Monday, Feb. 03, 1958
The Retreat from Hope
A frail, greying man stood up under the subdued lights of Poland's Sejm last week and said: "People are tired and impatient because they are not sure of the future, and have not been told, even in general terms, what the future is to be." The speaker was Stanislaw Stomma, leader of Poland's twelve-man Catholic parliamentary group, and his words illuminated the strange image of today's Poland: the double image of a worried, unhappy country, yet the only Communist-ruled country where a man can stand up in Parliament and say such things.
Stomma appealed to Wladyslaw Gomulka's ruling Communists "to resurrect the energies of the nation" by trusting it with a "margin of freedom." To restore the "aim of life and joy in living" that might allay the "bitterness, nihilism, hooliganism and drunkenness" in the land, said Stomma, "confidence must be mutual--of people in authorities, but even more so of the authorities in the people. Only in this way can Polish society be united."
The Purge That Failed. In the last six months uneasy Poles have watched Gomulka, their hero of the October 1956 rising, edge back from his "separate road to Socialism" toward closer ties with Moscow. Gomulka has cracked down so hard on the press that he himself was recently heard to complain: "It is nothing but boring trash now." At Moscow last fall he publicly accepted Soviet leadership over all Communist nations. Last fortnight he met Khrushchev secretly at the border--to ask new, large-scale Soviet economic aid, said unofficial Warsaw sources. His party purge, which was supposed to shake out the old Stalinists and strengthen his leadership, has bogged down into a sort of cataloguing census. The blighting bureaucrats Gomulka hoped to get rid of have clung like leeches to their party membership while the workers who were supposed to be the base of the new party have streamed out. Disenchanted intellectuals by the dozen have torn up their party cards. Of the 14,000 students at the Warsaw Polytechnic, a rallying point of the October rising, only twelve remain in the Communist youth organization.
Some specific freedoms won in October still hold. The lot of the peasants improved as the regime cut back compulsory deliveries and the number of collective farms dwindled to a token 1,724 (10,000 in Stalin's time). "The new fences," observed Warsaw's Swiat, "testify to the return of the peasants' sense of ownership." Relations with the Catholic Church are far better than in other Soviet-bloc countries, though the Vatican reports that "government interference with religious appointments tends to become more rigorous than last year."
No Exhilaration. Unable to govern effectively through the party and unwilling to govern any other way, Gomulka has failed to inspire the self-sacrificing energy expected in October's exhilarated hour. In Polish factories, absenteeism has doubled. Productivity at Warsaw's Zeran Automobile Works is down to one twenty-seventh of the prevailing rate at U.S. Ford plants. To survive, most workers have to take second jobs, many of them in the innumerable hole-in-the-wall private enterprises that have sprung up, and their employment at these second jobs often depends on how much they can steal from their state factory to provide raw materials for the business.

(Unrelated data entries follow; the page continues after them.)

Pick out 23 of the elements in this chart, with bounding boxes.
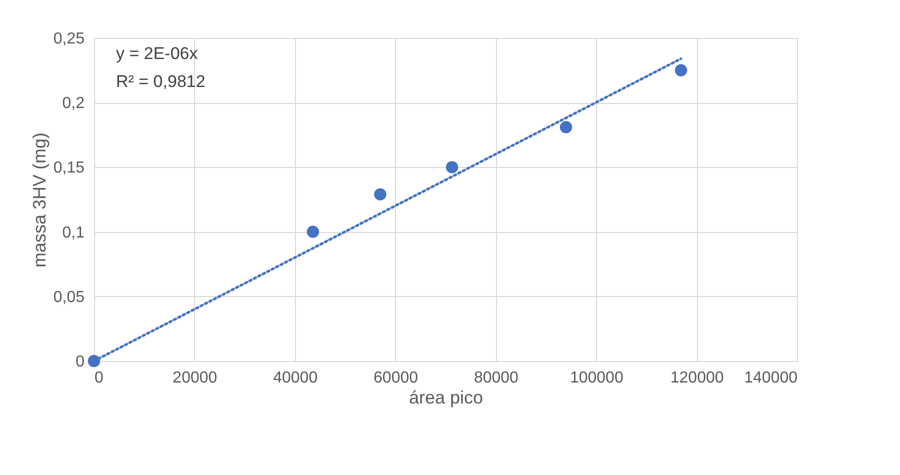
y-tick-label: 0,25 bbox=[53, 30, 85, 48]
x-tick-label: 80000 bbox=[474, 370, 519, 386]
x-tick-label: 120000 bbox=[670, 370, 724, 386]
y-tick-label: 0 bbox=[76, 354, 85, 370]
x-tick-label: 0 bbox=[94, 370, 104, 386]
point bbox=[374, 188, 386, 200]
x-tick-label: 140000 bbox=[744, 370, 798, 386]
x-tick-label: 20000 bbox=[172, 370, 218, 386]
y-axis-title: massa 3HV (mg) bbox=[29, 132, 50, 268]
point bbox=[306, 226, 320, 238]
y-tick-label: 0,1 bbox=[62, 224, 85, 242]
y-tick-label: 0,05 bbox=[53, 288, 85, 306]
annotation: R² = 0,9812 bbox=[116, 72, 206, 91]
annotation: y = 2E-06x bbox=[116, 44, 198, 63]
x-axis-title: área pico bbox=[408, 388, 484, 408]
x-tick-label: 40000 bbox=[273, 370, 318, 386]
x-tick-label: 100000 bbox=[570, 370, 624, 386]
y-tick-label: 0,2 bbox=[62, 95, 85, 112]
point bbox=[674, 64, 688, 76]
point bbox=[446, 161, 458, 174]
x-tick-label: 60000 bbox=[374, 370, 418, 386]
point bbox=[560, 121, 572, 134]
y-tick-label: 0,15 bbox=[53, 160, 85, 177]
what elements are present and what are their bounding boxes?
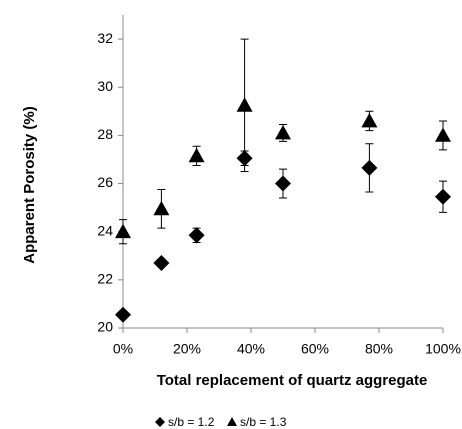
point (236, 97, 253, 112)
legend-label: s/b = 1.2 (168, 415, 215, 429)
y-tick-label: 26 (97, 174, 113, 190)
legend-marker (155, 417, 165, 427)
point (153, 200, 170, 216)
point (188, 227, 205, 244)
x-tick-label: 0% (113, 341, 133, 357)
legend-marker (227, 417, 237, 426)
point (115, 223, 131, 239)
point (275, 124, 291, 140)
point (361, 112, 378, 128)
y-tick-label: 30 (97, 78, 113, 94)
y-tick-label: 24 (97, 222, 113, 238)
legend-label: s/b = 1.3 (240, 415, 287, 429)
y-tick-label: 28 (97, 126, 113, 142)
x-tick-label: 100% (425, 341, 461, 357)
x-tick-label: 20% (173, 341, 201, 357)
x-tick-label: 40% (237, 341, 265, 357)
y-axis-title: Apparent Porosity (%) (21, 106, 38, 264)
y-tick-label: 32 (97, 30, 113, 46)
point (435, 188, 451, 205)
x-tick-label: 60% (301, 341, 329, 357)
point (188, 147, 205, 163)
y-tick-label: 20 (97, 319, 113, 335)
point (275, 175, 291, 192)
y-tick-label: 22 (97, 271, 113, 287)
point (361, 159, 378, 176)
x-tick-label: 80% (365, 341, 393, 357)
x-axis-title: Total replacement of quartz aggregate (157, 372, 428, 389)
point (115, 306, 131, 323)
point (435, 127, 451, 142)
point (153, 254, 170, 271)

Because last year's world-price movements clipped Poland's export earnings, especially from coal, by a crippling $250 million, the regime must have massive new help from abroad or cut living standards further by restricting imports. Nobody thinks that the $100 million extra they are now seeking in Washington will suffice, and so, the Poles say, Gomulka has turned to Moscow.
The Crumbling Middle. February's local-government elections, the first nationwide test since the parliamentary contests that followed the October rising, may give some evidence of the growing conviction that Gomulka is no longer standing up manfully, doing his best for Poland. "Why should I bother to vote?" said a Warsaw office worker last week. "Last time I voted because I believed Gomulka was going to help us. Since then the price of bread has gone up, butter has gone up, meat has gone up, everything costs more. What difference will these elections make? None."
Between his own failures and the inexorable pressures of East and West, Gomulka still fought to preserve the appearances of his desperate middle course between Communism and the patriotism of his tired and impatient countrymen.